Ich glaube, da haben wir in den vergangenen fünf Jahren einen sehr spannenden Prozess erlebt. Denn alle Bündnispartner eint das große Ziel, gegen Rassismus, für mehr Mitmenschlichkeit, für Weltoffenheit einzutreten. Wenn wir uns aber die Mitgliedsorganisationen anschauen, dann hat die Katholische Kirche für diese Ziele eine ganz andere Begründung als der Humanistische Verband (Anm. d. Red.: gemeint ist der HVD Berlin-Brandenburg KdöR) und wieder ganz anders begründet das der Türkische Bund. Am Anfang war das durchaus spannungsgeladen. Es ist auch kein Geheimnis, dass der Humanistische Verband gegenüber den christlichen Kirchen – ich würde es mal liebevoll formulieren – hin und wieder kleine Provokationen in den sozialen Medien veröffentlicht. Aber es ist uns wirklich gelungen, mittlerweile eine sehr vertraute Zusammenarbeit zu etablieren.
Und wie ist das gelungen?
Dadurch, dass die Menschen sich kennengelernt haben und regelmäßig miteinander arbeiten; dadurch, dass wir gemeinsame Aktionen organisiert und durchgeführt haben.

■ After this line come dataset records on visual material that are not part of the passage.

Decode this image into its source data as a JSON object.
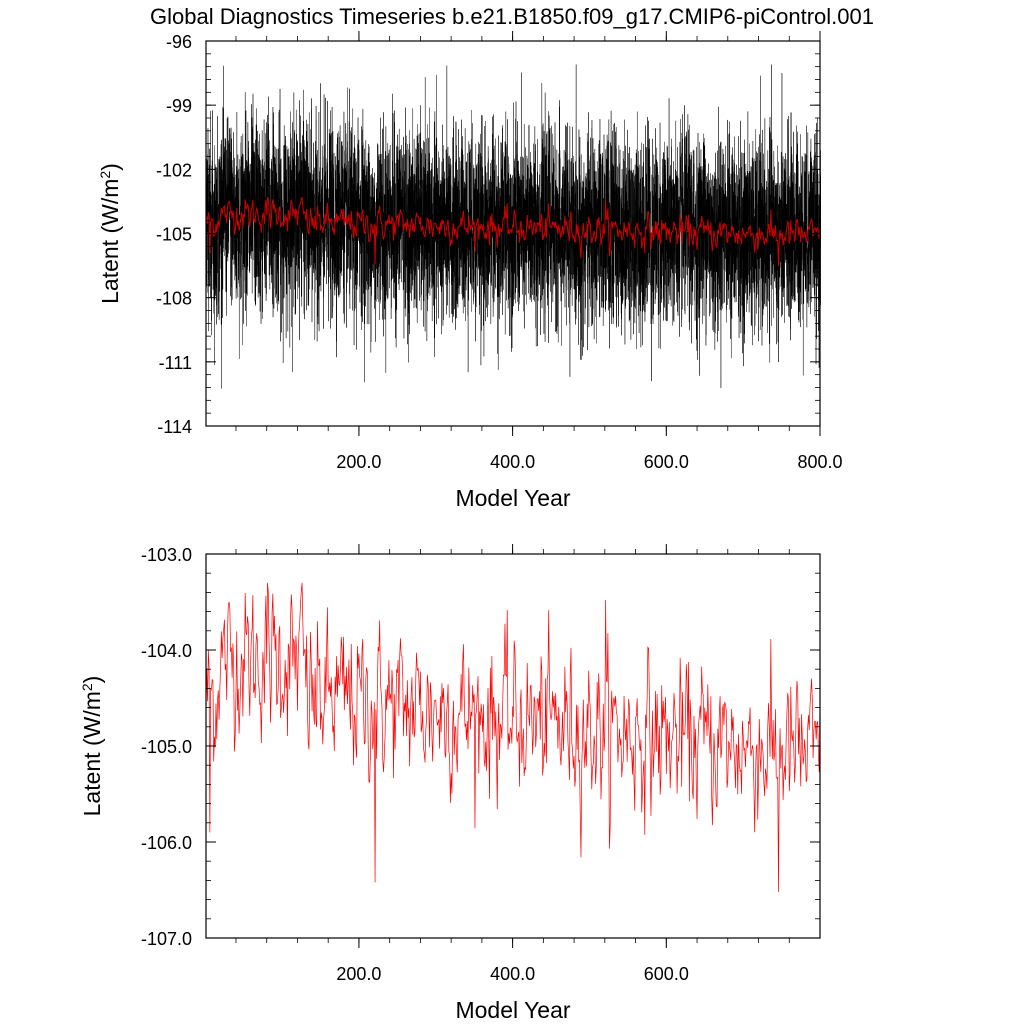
{
  "title": "Global Diagnostics Timeseries b.e21.B1850.f09_g17.CMIP6-piControl.001",
  "chart_data": [
    {
      "type": "line",
      "xlabel": "Model Year",
      "ylabel_main": "Latent (W/m",
      "ylabel_sup": "2",
      "ylabel_tail": ")",
      "xlim": [
        1,
        800
      ],
      "ylim": [
        -114,
        -96
      ],
      "xticks": [
        200,
        400,
        600,
        800
      ],
      "xtick_labels": [
        "200.0",
        "400.0",
        "600.0",
        "800.0"
      ],
      "yticks": [
        -96,
        -99,
        -102,
        -105,
        -108,
        -111,
        -114
      ],
      "ytick_labels": [
        "-96",
        "-99",
        "-102",
        "-105",
        "-108",
        "-111",
        "-114"
      ],
      "series": [
        {
          "kind": "monthly",
          "color": "#000000",
          "mean": -104.8,
          "spread": 2.1,
          "min": -113.6,
          "max": -97.1
        },
        {
          "kind": "annual",
          "color": "#cc0000",
          "mean": -104.8,
          "min": -106.3,
          "max": -103.4
        }
      ]
    },
    {
      "type": "line",
      "xlabel": "Model Year",
      "ylabel_main": "Latent (W/m",
      "ylabel_sup": "2",
      "ylabel_tail": ")",
      "xlim": [
        1,
        800
      ],
      "ylim": [
        -107.0,
        -103.0
      ],
      "xticks": [
        200,
        400,
        600
      ],
      "xtick_labels": [
        "200.0",
        "400.0",
        "600.0"
      ],
      "yticks": [
        -103.0,
        -104.0,
        -105.0,
        -106.0,
        -107.0
      ],
      "ytick_labels": [
        "-103.0",
        "-104.0",
        "-105.0",
        "-106.0",
        "-107.0"
      ],
      "series": [
        {
          "kind": "annual",
          "color": "#ff0000",
          "start_mean": -104.4,
          "end_mean": -105.1,
          "min": -106.45,
          "max": -103.3
        }
      ]
    }
  ]
}
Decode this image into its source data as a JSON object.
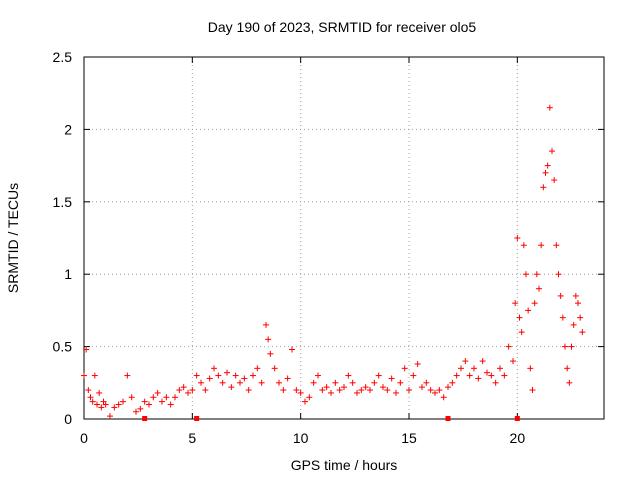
{
  "chart_data": {
    "type": "scatter",
    "title": "Day 190 of 2023, SRMTID for receiver olo5",
    "xlabel": "GPS time / hours",
    "ylabel": "SRMTID / TECUs",
    "xlim": [
      0,
      24
    ],
    "ylim": [
      0,
      2.5
    ],
    "xticks": [
      0,
      5,
      10,
      15,
      20
    ],
    "xtick_labels": [
      "0",
      "5",
      "10",
      "15",
      "20"
    ],
    "yticks": [
      0,
      0.5,
      1,
      1.5,
      2,
      2.5
    ],
    "ytick_labels": [
      "0",
      "0.5",
      "1",
      "1.5",
      "2",
      "2.5"
    ],
    "grid": true,
    "marker": "plus",
    "color": "#ff0000",
    "series": [
      {
        "name": "SRMTID",
        "x": [
          0.0,
          0.1,
          0.2,
          0.3,
          0.4,
          0.5,
          0.6,
          0.7,
          0.8,
          0.9,
          1.0,
          1.2,
          1.4,
          1.6,
          1.8,
          2.0,
          2.2,
          2.4,
          2.6,
          2.8,
          3.0,
          3.2,
          3.4,
          3.6,
          3.8,
          4.0,
          4.2,
          4.4,
          4.6,
          4.8,
          5.0,
          5.2,
          5.4,
          5.6,
          5.8,
          6.0,
          6.2,
          6.4,
          6.6,
          6.8,
          7.0,
          7.2,
          7.4,
          7.6,
          7.8,
          8.0,
          8.2,
          8.4,
          8.5,
          8.6,
          8.8,
          9.0,
          9.2,
          9.4,
          9.6,
          9.8,
          10.0,
          10.2,
          10.4,
          10.6,
          10.8,
          11.0,
          11.2,
          11.4,
          11.6,
          11.8,
          12.0,
          12.2,
          12.4,
          12.6,
          12.8,
          13.0,
          13.2,
          13.4,
          13.6,
          13.8,
          14.0,
          14.2,
          14.4,
          14.6,
          14.8,
          15.0,
          15.2,
          15.4,
          15.6,
          15.8,
          16.0,
          16.2,
          16.4,
          16.6,
          16.8,
          17.0,
          17.2,
          17.4,
          17.6,
          17.8,
          18.0,
          18.2,
          18.4,
          18.6,
          18.8,
          19.0,
          19.2,
          19.4,
          19.6,
          19.8,
          19.9,
          20.0,
          20.1,
          20.2,
          20.3,
          20.4,
          20.5,
          20.6,
          20.7,
          20.8,
          20.9,
          21.0,
          21.1,
          21.2,
          21.3,
          21.4,
          21.5,
          21.6,
          21.7,
          21.8,
          21.9,
          22.0,
          22.1,
          22.2,
          22.3,
          22.4,
          22.5,
          22.6,
          22.7,
          22.8,
          22.9,
          23.0
        ],
        "y": [
          0.3,
          0.48,
          0.2,
          0.15,
          0.12,
          0.3,
          0.1,
          0.18,
          0.08,
          0.12,
          0.1,
          0.02,
          0.08,
          0.1,
          0.12,
          0.3,
          0.15,
          0.05,
          0.07,
          0.12,
          0.1,
          0.15,
          0.18,
          0.12,
          0.15,
          0.1,
          0.15,
          0.2,
          0.22,
          0.18,
          0.2,
          0.3,
          0.25,
          0.2,
          0.28,
          0.35,
          0.3,
          0.25,
          0.32,
          0.22,
          0.3,
          0.25,
          0.28,
          0.2,
          0.3,
          0.35,
          0.25,
          0.65,
          0.55,
          0.45,
          0.35,
          0.25,
          0.2,
          0.28,
          0.48,
          0.2,
          0.18,
          0.12,
          0.15,
          0.25,
          0.3,
          0.2,
          0.22,
          0.18,
          0.25,
          0.2,
          0.22,
          0.3,
          0.25,
          0.18,
          0.2,
          0.22,
          0.2,
          0.25,
          0.3,
          0.22,
          0.2,
          0.28,
          0.18,
          0.25,
          0.35,
          0.2,
          0.3,
          0.38,
          0.22,
          0.25,
          0.2,
          0.18,
          0.2,
          0.15,
          0.22,
          0.25,
          0.3,
          0.35,
          0.4,
          0.3,
          0.35,
          0.28,
          0.4,
          0.32,
          0.3,
          0.25,
          0.35,
          0.3,
          0.5,
          0.4,
          0.8,
          1.25,
          0.7,
          0.6,
          1.2,
          1.0,
          0.75,
          0.35,
          0.2,
          0.8,
          1.0,
          0.9,
          1.2,
          1.6,
          1.7,
          1.75,
          2.15,
          1.85,
          1.65,
          1.2,
          1.0,
          0.85,
          0.7,
          0.5,
          0.35,
          0.25,
          0.5,
          0.65,
          0.85,
          0.8,
          0.7,
          0.6
        ]
      }
    ],
    "bottom_markers_x": [
      2.8,
      5.2,
      16.8,
      20.0
    ]
  }
}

Natürlich gibt es auch immer wieder mal Spannungen, wenn es um Zielrichtungen geht. Aber es gibt nun eine Basis an Vertrauen und Wohlwollen und inzwischen ist das, wie ich finde, ein wunderschönes gemeinsames Arbeiten. Ein Beispiel dazu: Vor ein paar Jahren gab es im Berliner Senat eine Anhörung zum Thema Ladenöffnungszeiten am Sonntag, wo verschiedene Akteure wie Kirchen und Gewerkschaften zu Stellungnahmen gebeten wurden. Und diese Anhörung lief in der Vorbereitung sehr intensiv und konstruktiv, weil sich die Akteure über das Bündnis bereits kannten und es damit bereits dieses Vertrauen schon gab. Sobald Menschen sich kennen, regelmäßig und erfolgreich über einen längeren Zeitraum miteinander zusammenarbeiten, verändert das untereinander das ganze Gefühl. Es gibt von den Mitgliedsorganisationen immer mal wieder unterschiedliche Wünsche, die vielleicht nicht für alle den gleichen Stellenwert haben, aber wir versuchen, auch das zusammenzubringen.